Agência de Transporte do Estado de São Paulo (Artesp) irá conduzir estudos de viabilidade de uma nova concessão de rodovias no Estado de São Paulo. A medida já foi aprovada pelo Conselho Diretor do Programa Estadual de Desestatização. O objetivo do governo é oferecer um novo lote rodoviário com cerca de mil quilômetros, incluindo trechos administrados pelo Departamento de Estradas de Rodagem (DER-SP) e sob operação da Centrovias, cujo contrato de concessão termina em junho de 2019.

Segundo a Artesp, estudos anteriores indicam investimentos de R$ 9 bilhões na nova concessão para obras de ampliação, além de restauração da malha atualmente não concedida, instalação de novos equipamentos e outras intervenções pontuais.

O projeto prevê:

  • Ampliação e restauração do sistema rodoviário;
  • Redução de até 22% na tarifa quilométrica em relação à cobrança atual;
  • Implantação de rede Wi-Fi ao longo do trecho concedido;
  • Possibilidade contratual de implantação de cobrança de tarifa por trecho percorrido (ponto a ponto) e flexível.

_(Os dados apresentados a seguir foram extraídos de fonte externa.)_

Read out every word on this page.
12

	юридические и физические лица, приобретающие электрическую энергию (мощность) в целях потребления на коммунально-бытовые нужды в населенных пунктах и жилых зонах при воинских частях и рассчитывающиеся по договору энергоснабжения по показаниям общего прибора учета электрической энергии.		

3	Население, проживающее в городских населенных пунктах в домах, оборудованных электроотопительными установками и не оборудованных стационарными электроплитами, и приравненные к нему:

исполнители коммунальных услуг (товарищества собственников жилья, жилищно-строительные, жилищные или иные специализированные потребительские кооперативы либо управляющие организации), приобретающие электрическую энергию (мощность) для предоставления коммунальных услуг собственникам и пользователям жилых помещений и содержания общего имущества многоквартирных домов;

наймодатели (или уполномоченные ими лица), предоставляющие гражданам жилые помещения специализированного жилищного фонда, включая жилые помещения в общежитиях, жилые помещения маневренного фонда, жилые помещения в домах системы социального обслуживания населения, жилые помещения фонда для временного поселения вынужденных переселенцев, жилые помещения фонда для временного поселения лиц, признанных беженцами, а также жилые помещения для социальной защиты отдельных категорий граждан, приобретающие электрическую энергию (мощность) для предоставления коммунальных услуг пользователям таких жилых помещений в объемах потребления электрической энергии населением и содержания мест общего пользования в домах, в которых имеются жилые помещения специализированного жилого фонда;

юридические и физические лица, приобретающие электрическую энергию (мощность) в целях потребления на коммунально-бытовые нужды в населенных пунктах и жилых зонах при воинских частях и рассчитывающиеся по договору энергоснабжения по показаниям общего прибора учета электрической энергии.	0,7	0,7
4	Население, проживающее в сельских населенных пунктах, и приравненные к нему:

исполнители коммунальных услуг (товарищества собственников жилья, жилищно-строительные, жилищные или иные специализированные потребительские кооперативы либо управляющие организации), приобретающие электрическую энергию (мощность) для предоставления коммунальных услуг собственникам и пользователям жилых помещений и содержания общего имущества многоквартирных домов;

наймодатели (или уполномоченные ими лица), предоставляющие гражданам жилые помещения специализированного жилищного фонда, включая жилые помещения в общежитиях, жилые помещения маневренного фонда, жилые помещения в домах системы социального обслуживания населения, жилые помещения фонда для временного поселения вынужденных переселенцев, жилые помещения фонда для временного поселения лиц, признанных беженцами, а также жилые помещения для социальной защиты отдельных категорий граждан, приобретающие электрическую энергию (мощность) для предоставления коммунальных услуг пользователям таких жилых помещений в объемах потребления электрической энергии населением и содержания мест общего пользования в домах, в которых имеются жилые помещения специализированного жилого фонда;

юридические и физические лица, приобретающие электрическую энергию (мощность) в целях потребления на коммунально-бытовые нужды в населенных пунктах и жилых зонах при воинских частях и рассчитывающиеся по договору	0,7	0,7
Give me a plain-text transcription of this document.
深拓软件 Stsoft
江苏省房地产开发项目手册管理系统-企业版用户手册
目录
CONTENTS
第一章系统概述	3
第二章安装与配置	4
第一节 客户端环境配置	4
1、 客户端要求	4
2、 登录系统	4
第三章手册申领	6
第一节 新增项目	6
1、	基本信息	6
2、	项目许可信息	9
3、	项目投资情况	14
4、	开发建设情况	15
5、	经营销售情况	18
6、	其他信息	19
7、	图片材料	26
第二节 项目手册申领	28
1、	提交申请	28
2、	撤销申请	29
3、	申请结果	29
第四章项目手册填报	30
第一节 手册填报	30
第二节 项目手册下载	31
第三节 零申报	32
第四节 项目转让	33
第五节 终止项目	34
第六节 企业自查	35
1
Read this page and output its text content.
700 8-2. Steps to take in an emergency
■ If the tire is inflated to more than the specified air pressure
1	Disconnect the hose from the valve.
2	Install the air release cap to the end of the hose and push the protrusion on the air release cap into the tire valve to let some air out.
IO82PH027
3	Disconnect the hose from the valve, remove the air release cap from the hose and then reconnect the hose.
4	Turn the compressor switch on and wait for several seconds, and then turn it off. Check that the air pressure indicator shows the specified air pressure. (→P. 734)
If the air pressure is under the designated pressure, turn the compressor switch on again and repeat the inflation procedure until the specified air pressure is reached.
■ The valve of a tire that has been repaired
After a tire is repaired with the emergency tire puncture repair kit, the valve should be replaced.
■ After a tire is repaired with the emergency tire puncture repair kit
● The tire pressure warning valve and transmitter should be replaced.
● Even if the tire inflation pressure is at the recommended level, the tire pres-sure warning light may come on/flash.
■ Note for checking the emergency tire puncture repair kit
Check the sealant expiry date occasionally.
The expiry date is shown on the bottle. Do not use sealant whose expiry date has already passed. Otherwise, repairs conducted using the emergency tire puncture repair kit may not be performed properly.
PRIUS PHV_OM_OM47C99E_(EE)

A nova concessão irá incorporar cerca de 800 quilômetros de trechos que atualmente estão sob operação do DER-SP. Estão previstas as duplicações:

  • De cerca de 120 quilômetros da SP-294, entre Marília e Parapuã;
  • De 95 quilômetros da SP-304, entre São Pedro e Jaú;
  • De 6 quilômetros de duplicação na SP 308, na região de Charqueada.

No trecho de rodovia atualmente administrado pela Centrovias, as principais intervenções deverão ocorrer na rodovia SP-310, entre Cordeirópolis e São Carlos, com previsão de implantação de cerca de 15 quilômetros de marginais entre trechos urbanos e mais 75 de faixas adicionais.

O deputado federal Eli Corrêa Filho (DEM-SP) explica que é importante viabilizar concessões de rodovias. “É importante viabilizar a concessão de rodovias desde que as novas concessões impliquem para o consumidor, para quem utiliza as rodovias, em preços mais justos, em pedágios mais baratos”, afirma o deputado paulista.